DESCRIPTION (provided by applicant): Enzymes perform the designated function of catalyzing chemical reactions by serving more than a scaffold for bringing together the reactants. The role of structure in enzyme function has been known for more than a century now; however, more recent evidence suggests that a functioning enzyme exists in an ensemble of conformations under ambient physiological conditions. The ensemble view of enzyme structure suggests that it can sample conformational sub-states that exhibit function promoting structural and dynamical features. Further, evidence from experiments and computational modeling suggest that transitions between these conformational sub-states enable substrate recognition and catalysis. Quantitative insights into these functionally relevant sub-states remains challenging, particularly due to the wide range of time-scales involved, limited window of resolution for individual techniques and the fact that some of the sub-states can be potentially short-lived. We address these issues by developing a joint computational-experimental framework to identify and characterize such functionally relevant sub-states in the context of enzyme function. In addition to identifying structural intermediates, our framework will quantify the relative population of the conformations in various sub-states as well as enable their linkage to kinetics of enzyme function through the catalytic cycle. This integrated approach will be used to investigate the bio-medically relevant ribonuclease (RNase) family of proteins and enzymes. In particular, we will: (1) Develop a theoretical framework to identify and characterize the multi-scale hierarchy in the conformational landscape of proteins; (2) Utilize the developed framework to investigate the RNase fold members and their ability to access distinct conformational sub-states, including functionally relevant sub-states along the catalytic cycle; (3) Validate the developed model and predicted sub- states by integrating nuclear magnetic resonance (NMR) relaxation dispersion experiments. The developed methodology and models will be improved by iterative interaction between the 3 PIs with different expertise spanning theoretical biophysics, computational simulations and experimental techniques. Overall, our studies will have implications in the design of novel inhibitors of RNase function in the context of neurotoxicity, angiogenesis and anti-pathogenicity.

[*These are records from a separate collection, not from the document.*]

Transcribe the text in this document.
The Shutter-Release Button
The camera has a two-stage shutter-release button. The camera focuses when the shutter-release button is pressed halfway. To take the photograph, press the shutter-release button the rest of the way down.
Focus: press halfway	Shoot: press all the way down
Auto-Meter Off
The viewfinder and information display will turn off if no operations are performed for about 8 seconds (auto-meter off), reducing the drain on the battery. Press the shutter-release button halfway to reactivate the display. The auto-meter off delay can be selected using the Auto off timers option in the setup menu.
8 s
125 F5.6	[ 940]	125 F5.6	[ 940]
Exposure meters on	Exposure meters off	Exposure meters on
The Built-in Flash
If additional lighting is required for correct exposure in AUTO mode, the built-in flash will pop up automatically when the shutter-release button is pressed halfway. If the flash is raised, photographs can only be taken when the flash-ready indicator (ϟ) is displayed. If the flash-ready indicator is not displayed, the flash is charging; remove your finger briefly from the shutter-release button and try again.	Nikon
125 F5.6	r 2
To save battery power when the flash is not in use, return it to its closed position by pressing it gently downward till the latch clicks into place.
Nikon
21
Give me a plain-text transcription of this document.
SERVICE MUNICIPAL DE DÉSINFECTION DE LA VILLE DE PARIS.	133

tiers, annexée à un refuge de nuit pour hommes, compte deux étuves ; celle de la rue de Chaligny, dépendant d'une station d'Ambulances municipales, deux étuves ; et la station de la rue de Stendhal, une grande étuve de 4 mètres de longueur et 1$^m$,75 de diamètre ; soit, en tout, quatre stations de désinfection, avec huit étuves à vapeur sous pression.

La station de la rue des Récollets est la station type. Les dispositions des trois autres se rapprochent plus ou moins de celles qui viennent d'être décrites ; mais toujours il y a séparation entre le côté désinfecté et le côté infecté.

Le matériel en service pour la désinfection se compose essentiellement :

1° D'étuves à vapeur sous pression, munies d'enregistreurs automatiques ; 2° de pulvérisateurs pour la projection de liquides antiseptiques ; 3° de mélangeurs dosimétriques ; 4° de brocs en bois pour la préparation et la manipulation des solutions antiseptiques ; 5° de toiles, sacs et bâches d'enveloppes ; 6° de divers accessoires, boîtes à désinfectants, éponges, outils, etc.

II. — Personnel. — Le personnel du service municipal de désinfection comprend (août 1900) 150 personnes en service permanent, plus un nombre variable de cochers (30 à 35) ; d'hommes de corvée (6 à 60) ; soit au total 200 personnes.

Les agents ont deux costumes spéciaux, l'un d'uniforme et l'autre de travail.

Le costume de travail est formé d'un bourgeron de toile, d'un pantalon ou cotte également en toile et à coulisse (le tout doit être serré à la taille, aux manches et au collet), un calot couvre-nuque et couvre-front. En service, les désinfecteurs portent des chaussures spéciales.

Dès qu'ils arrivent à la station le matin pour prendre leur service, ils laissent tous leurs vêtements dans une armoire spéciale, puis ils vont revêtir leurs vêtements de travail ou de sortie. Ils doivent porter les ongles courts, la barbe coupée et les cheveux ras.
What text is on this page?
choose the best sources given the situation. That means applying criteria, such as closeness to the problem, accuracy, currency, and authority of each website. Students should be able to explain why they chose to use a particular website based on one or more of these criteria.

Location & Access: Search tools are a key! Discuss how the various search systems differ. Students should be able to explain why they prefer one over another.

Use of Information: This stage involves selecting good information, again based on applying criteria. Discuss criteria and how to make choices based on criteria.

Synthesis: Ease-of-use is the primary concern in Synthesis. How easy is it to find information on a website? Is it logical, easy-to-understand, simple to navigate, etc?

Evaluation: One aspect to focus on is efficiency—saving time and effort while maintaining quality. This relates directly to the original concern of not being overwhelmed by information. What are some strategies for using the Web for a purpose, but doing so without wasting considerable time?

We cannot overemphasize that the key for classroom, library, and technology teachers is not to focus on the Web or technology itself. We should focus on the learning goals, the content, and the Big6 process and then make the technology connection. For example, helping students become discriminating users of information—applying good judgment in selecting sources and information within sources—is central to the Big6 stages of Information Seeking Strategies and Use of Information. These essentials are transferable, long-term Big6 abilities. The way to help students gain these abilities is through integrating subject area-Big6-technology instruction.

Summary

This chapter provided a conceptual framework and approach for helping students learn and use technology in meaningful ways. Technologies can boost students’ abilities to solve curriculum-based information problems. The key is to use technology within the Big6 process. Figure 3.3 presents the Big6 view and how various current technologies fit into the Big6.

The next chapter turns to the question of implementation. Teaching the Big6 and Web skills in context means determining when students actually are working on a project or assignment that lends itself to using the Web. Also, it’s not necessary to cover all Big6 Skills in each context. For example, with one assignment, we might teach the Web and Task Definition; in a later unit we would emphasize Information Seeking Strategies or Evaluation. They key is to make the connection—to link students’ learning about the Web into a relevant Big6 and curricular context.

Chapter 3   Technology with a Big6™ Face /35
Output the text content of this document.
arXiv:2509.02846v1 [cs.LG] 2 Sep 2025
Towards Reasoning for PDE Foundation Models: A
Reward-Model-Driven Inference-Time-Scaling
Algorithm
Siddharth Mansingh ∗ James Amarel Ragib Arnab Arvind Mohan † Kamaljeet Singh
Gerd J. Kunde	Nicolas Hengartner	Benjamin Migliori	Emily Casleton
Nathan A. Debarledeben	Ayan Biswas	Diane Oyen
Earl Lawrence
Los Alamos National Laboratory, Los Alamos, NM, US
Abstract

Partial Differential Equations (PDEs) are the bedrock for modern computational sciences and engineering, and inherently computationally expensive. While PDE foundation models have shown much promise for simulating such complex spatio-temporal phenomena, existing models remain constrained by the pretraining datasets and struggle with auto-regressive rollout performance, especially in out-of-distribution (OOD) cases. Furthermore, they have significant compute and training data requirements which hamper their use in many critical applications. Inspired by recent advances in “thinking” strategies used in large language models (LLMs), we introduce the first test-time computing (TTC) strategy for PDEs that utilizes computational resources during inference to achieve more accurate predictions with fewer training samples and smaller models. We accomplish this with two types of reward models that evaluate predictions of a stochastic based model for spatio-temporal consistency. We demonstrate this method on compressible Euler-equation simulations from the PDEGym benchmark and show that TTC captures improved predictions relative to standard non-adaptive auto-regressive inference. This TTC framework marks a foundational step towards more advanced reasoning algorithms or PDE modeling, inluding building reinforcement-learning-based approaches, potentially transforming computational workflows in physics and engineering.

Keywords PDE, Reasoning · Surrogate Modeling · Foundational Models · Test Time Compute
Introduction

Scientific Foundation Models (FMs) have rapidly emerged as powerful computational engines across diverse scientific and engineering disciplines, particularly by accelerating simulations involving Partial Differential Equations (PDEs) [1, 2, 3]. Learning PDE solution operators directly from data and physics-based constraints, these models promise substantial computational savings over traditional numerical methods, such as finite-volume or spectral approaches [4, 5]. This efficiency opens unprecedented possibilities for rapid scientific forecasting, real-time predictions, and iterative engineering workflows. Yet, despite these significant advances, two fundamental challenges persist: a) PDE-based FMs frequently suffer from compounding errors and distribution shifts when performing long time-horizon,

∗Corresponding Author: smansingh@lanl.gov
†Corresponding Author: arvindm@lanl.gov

描述（由申请人提供）：酶通过为将反应物汇总的脚手架提供多的脚手架来执行催化化学反应的指定功能。结构在酶功能中的作用已有一个多世纪以来。但是，最近的证据表明，在环境生理条件下的构象中存在一种功能正常的酶。酶结构的整体视图表明，它可以采样表现出促进结构和动力学特征的功能的构象子态。此外，来自实验和计算建模的证据表明，这些构象子态之间的过渡可以实现底物识别和催化。对这些功能相关的子群的定量见解仍然具有挑战性，特别是由于涉及的时间表很广，单个技术的分辨率有限，并且某些子州可能是可能是可能是潜在的事实 短暂的。我们通过开发一个联合计算实验框架来解决这些问题，以在酶功能的背景下识别和表征此类功能相关的子群。除了识别结构中间体外，我们的框架还将量化各种子群中的构象的相对群体，并通过催化循环使它们与酶功能动力学的联系。这种综合方法将用于研究蛋白质和酶的生物医学相关的核糖核酸酶（RNase）家族。特别是：（1）开发一个理论框架，以识别和表征蛋白质构象局势中的多尺度层次结构； （2）利用开发的框架来研究RNase折叠构件及其访问不同构象子态的能力，包括沿催化循环的功能相关的子群； （3）通过整合核磁共振（NMR）弛豫分散实验来验证开发的模型并预测子态。通过跨越理论生物物理学，计算模拟和实验技术的不同专业知识之间的3个PI之间的迭代相互作用将改善开发的方法和模型。总体而言，我们的研究将在神经毒性，血管生成和抗病原体的背景下对新型RNase功能抑制剂的设计具有影响。